A revista censura o TCA porque este teria afirmado que o prazo prescricional era de três anos. Mas essa crítica é desmentida pelo pormenor do aresto «sub specie» ter aludido ao art. 498º, n.º 3, do Código Civil, assim sugerindo que o prazo era realmente de cinco anos. Assim, o acórdão está, «prima facie», imune a esse erro, imputado no recurso.
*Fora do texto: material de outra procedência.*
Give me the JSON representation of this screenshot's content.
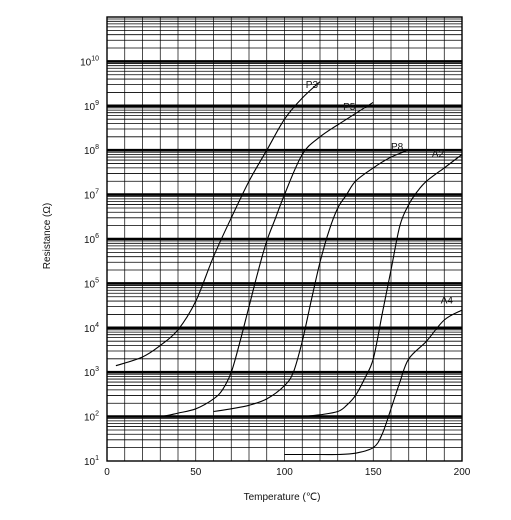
{
  "chart_data": {
    "type": "line",
    "title": "",
    "xlabel": "Temperature (℃)",
    "ylabel": "Resistance (Ω)",
    "xlim": [
      0,
      200
    ],
    "ylim": [
      10,
      100000000000
    ],
    "y_scale": "log",
    "grid": true,
    "x_ticks": [
      "0",
      "50",
      "100",
      "150",
      "200"
    ],
    "y_ticks": [
      {
        "base": "10",
        "exp": "1"
      },
      {
        "base": "10",
        "exp": "2"
      },
      {
        "base": "10",
        "exp": "3"
      },
      {
        "base": "10",
        "exp": "4"
      },
      {
        "base": "10",
        "exp": "5"
      },
      {
        "base": "10",
        "exp": "6"
      },
      {
        "base": "10",
        "exp": "7"
      },
      {
        "base": "10",
        "exp": "8"
      },
      {
        "base": "10",
        "exp": "9"
      },
      {
        "base": "10",
        "exp": "10"
      }
    ],
    "series": [
      {
        "name": "P3",
        "label_at": [
          112,
          2500000000
        ],
        "x": [
          5,
          20,
          30,
          40,
          50,
          60,
          70,
          80,
          90,
          100,
          110,
          120
        ],
        "y": [
          1400,
          2200,
          4000,
          9000,
          40000,
          400000,
          3000000,
          20000000,
          100000000,
          500000000,
          1500000000,
          3500000000
        ]
      },
      {
        "name": "P5",
        "label_at": [
          133,
          800000000
        ],
        "x": [
          15,
          30,
          40,
          50,
          60,
          65,
          70,
          75,
          80,
          85,
          90,
          95,
          100,
          110,
          120,
          135,
          150
        ],
        "y": [
          100,
          100,
          120,
          150,
          250,
          400,
          1000,
          5000,
          30000,
          180000,
          900000,
          3000000,
          10000000,
          80000000,
          200000000,
          500000000,
          1200000000
        ]
      },
      {
        "name": "P8",
        "label_at": [
          160,
          100000000
        ],
        "x": [
          60,
          70,
          80,
          90,
          100,
          105,
          110,
          115,
          120,
          125,
          130,
          135,
          140,
          150,
          160,
          170
        ],
        "y": [
          130,
          150,
          180,
          250,
          500,
          1000,
          5000,
          40000,
          300000,
          1500000,
          5000000,
          10000000,
          20000000,
          40000000,
          70000000,
          100000000
        ]
      },
      {
        "name": "A2",
        "label_at": [
          183,
          70000000
        ],
        "x": [
          110,
          120,
          130,
          135,
          140,
          145,
          150,
          155,
          160,
          165,
          170,
          175,
          180,
          190,
          200
        ],
        "y": [
          100,
          110,
          130,
          180,
          300,
          700,
          2000,
          20000,
          200000,
          2000000,
          6000000,
          12000000,
          20000000,
          40000000,
          80000000
        ]
      },
      {
        "name": "A4",
        "label_at": [
          188,
          35000
        ],
        "x": [
          100,
          120,
          130,
          140,
          150,
          155,
          160,
          165,
          170,
          180,
          190,
          200
        ],
        "y": [
          14,
          14,
          14,
          15,
          20,
          40,
          150,
          600,
          2000,
          5000,
          15000,
          25000
        ]
      }
    ]
  }
}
A revista também não é prometedora ao defender que o art. 306º, n.º 1, do Código Civil é aqui operativo – como se os autores, cientes do seu direito indemnizatório na data do falecimento da sua esposa e mãe (art. 498º, n.º 1, do Código Civil), já estivessem então impedidos de o exercitar por causa de uma acção penal só deduzida depois. É certo que esse art. 306º, n.º 1, incorpora uma regra geral de direito, cuja aplicabilidade não pressupõe, em princípio, uma qualquer cadeia de remissões; porém, o art. 498º, n.º 1, do Código Civil marca o «dies a quo» do prazo para exercer direitos de indemnização, estando as situações de impedimento desse exercício regidas pelo art. 321º do mesmo diploma.
«In hoc casu», o êxito da revista parece depender da resposta à seguinte questão: se o processo penal movido ao comissário interrompe a prescrição do direito oponível ao comitente público; pois, se interrompesse, seguir-se-ia a aplicação do art. 327º, n.º 1, do Código civil – e a excepção improcederia.
Ademais, a revista também coloca o problema de saber se – mesmo não havendo tal interrupção – a presença do processo criminal impede o lesado de demandar o comitente público autonomamente (arts. 71º e 72º do CPP).
Ora, a problemática ligada a esses dois pontos merece a atenção do Supremo, por se tratar de matéria recolocável múltiplas vezes e necessitada, pelos vistos, de directrizes claras e firmes.
Assim, e considerada a relevância jurídica do assunto – para além do seu melindre, porque nos deparamos com um dano de morte – justifica-se o recebimento da revista.

Nestes termos, acordam em admitir a revista.
Sem custas.

Nos termos e para os efeitos do art. 15º-A do DL n.º 10-A/2020, de 13/3, o relator atesta que os Exms.º Juízes Adjuntos – a Sr.ª Conselheira Teresa de Sousa e o Sr. Conselheiro Carlos Carvalho – têm voto de conformidade.